Not long ago, I had the pleasure of scrutinising these differences up close in a private tasting at the newly renovated Krug House in Reims. Seated in a room overlooking the terrace, where Olivier Krug played as a child, I tasted a trio of Grandes Cuvées based on three different years: 2003 (a notoriously hot year); 2002 (probably the most celebrated champagne vintage this side of 2000); and 2001, a vintage Krug freely acknowledges was “atrocious”.
Krug’s imposing architecture was there in all of them, yet the differences were pronounced. The cuvée based on 2003 was fleshy and fruity; the one based on 2002 much more heavyweight, with creamy, toasty power. The third Grande Cuvée should, by rights, have been a shocker, but a combination of skilful blending and the passage of time had given it a mellow grandeur that was incredibly alluring. Even Olivier Krug admits this one took them by surprise.

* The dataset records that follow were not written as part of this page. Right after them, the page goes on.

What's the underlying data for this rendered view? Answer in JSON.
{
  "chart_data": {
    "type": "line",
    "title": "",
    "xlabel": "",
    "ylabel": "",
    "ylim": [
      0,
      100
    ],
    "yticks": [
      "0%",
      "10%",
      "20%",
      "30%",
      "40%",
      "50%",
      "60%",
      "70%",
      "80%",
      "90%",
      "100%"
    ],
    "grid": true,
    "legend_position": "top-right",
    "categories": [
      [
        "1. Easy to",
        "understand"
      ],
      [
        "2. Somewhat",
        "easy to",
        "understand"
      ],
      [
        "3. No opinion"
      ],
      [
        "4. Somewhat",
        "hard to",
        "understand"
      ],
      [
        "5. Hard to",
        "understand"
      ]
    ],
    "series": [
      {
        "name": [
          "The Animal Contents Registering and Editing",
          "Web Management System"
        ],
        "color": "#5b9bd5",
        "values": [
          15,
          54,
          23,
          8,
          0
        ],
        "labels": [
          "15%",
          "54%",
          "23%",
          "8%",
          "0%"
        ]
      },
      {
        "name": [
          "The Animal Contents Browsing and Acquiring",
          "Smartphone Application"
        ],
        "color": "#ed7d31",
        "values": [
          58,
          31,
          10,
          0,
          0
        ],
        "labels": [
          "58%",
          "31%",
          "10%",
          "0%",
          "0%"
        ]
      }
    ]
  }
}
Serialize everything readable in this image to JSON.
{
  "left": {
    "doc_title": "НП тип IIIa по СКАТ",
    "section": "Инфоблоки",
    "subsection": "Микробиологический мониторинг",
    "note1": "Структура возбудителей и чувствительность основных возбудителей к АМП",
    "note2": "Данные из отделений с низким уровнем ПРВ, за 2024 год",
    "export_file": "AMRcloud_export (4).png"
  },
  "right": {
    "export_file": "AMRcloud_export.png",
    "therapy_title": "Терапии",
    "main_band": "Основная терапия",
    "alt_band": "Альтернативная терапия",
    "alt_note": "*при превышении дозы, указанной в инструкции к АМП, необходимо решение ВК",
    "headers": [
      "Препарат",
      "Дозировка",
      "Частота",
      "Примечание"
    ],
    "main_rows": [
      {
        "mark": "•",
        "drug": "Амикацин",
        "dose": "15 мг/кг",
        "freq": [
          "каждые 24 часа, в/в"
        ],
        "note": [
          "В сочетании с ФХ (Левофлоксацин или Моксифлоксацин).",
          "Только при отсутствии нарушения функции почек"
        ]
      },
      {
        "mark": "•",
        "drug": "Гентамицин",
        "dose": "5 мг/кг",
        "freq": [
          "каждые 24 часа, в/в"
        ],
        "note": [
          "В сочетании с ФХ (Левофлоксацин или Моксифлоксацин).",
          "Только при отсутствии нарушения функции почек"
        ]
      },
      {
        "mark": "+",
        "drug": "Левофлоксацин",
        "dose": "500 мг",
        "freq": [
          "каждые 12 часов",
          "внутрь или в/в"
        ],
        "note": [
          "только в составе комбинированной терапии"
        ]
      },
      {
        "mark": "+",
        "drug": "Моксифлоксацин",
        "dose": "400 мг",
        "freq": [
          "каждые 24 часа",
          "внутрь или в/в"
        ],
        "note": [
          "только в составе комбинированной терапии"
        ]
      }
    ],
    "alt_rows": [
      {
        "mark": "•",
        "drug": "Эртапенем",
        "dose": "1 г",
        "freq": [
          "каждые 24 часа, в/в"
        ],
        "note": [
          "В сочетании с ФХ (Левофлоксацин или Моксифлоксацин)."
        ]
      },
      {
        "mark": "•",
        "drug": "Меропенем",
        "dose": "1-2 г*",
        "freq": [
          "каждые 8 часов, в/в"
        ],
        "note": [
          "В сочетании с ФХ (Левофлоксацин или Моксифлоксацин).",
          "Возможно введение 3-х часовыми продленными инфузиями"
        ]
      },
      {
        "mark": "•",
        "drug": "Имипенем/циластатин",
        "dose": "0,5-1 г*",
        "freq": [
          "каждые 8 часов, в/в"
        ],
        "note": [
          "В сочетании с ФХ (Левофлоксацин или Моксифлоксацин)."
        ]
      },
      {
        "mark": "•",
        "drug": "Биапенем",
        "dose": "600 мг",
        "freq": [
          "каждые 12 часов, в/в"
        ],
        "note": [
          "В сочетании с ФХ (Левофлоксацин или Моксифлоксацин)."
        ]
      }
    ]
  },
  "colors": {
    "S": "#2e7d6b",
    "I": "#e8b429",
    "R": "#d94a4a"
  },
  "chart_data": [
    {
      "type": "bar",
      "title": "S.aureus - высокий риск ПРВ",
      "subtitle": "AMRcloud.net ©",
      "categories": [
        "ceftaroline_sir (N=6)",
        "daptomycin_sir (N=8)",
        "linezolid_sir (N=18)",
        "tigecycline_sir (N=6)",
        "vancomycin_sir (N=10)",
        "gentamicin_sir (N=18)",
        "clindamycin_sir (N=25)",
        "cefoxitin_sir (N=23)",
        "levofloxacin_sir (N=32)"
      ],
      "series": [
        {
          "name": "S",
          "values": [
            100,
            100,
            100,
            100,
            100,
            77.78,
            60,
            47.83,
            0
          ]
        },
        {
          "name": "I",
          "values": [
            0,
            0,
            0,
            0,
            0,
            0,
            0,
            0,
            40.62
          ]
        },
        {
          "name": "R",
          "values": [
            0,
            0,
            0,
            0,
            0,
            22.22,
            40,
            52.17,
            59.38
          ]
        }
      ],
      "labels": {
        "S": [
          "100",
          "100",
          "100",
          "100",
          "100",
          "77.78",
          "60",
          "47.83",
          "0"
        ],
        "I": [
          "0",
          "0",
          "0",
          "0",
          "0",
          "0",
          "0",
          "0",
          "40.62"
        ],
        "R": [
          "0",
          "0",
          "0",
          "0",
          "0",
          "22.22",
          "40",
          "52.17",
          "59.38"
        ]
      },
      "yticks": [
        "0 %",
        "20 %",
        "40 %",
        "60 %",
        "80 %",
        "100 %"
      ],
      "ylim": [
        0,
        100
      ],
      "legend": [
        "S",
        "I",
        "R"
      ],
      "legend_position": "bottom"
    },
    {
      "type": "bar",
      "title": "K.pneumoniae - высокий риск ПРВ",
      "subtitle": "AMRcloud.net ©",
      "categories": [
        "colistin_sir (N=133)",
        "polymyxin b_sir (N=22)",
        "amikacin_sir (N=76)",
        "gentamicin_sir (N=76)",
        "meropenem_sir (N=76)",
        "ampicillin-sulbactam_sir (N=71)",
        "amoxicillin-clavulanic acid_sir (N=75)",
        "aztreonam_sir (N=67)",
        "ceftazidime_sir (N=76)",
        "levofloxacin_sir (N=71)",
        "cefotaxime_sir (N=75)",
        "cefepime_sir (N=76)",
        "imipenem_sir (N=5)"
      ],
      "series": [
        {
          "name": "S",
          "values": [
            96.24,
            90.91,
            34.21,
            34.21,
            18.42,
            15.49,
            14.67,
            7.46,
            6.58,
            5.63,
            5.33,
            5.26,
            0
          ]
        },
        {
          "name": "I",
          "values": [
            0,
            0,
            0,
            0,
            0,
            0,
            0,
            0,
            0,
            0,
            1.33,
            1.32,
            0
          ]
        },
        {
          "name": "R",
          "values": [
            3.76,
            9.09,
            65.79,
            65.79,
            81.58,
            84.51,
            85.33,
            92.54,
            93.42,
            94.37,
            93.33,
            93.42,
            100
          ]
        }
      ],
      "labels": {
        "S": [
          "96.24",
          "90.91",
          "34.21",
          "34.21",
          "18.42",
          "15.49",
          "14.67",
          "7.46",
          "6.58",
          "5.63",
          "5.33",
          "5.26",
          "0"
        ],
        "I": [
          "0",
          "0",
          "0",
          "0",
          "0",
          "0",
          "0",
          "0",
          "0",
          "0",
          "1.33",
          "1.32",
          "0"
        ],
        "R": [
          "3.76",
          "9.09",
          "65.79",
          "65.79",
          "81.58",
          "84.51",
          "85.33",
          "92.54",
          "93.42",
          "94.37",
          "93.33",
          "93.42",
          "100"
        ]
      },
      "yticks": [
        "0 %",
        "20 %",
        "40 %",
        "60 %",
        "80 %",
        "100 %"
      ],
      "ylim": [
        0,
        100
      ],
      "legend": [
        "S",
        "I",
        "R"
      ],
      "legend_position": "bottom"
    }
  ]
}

“Some vintages are good, some vintages are bad, but even the greatest years don’t have everything,” he muses. “And that’s why Joseph Krug had the dream of creating Grande Cuvée: he wanted to produce a wine that was the fullest expression of champagne –everything, every year.”
The former finance controller admits he is “obsessed” by details. “I said I would arrive at 12.09pm today, and what time did I arrive?” he asks me with glee, over lunch. “12.09pm exactly!”
But a head for figures is not necessary to appreciate Krug: latterly, every Grande Cuvée has been distinguished by an edition number on the front label, as well as an ID number on the back, allowing one to access the details of each blend on Krug’s website. Such transparency is rare in champagne, and it’s catnip to serious Krugistes.
Of course, Krug does vintage too. By the time you read this, it will have just released the 2004. But if you want to go behind the scenes of this famous house, Krug Grande Cuvée is a fine place to start.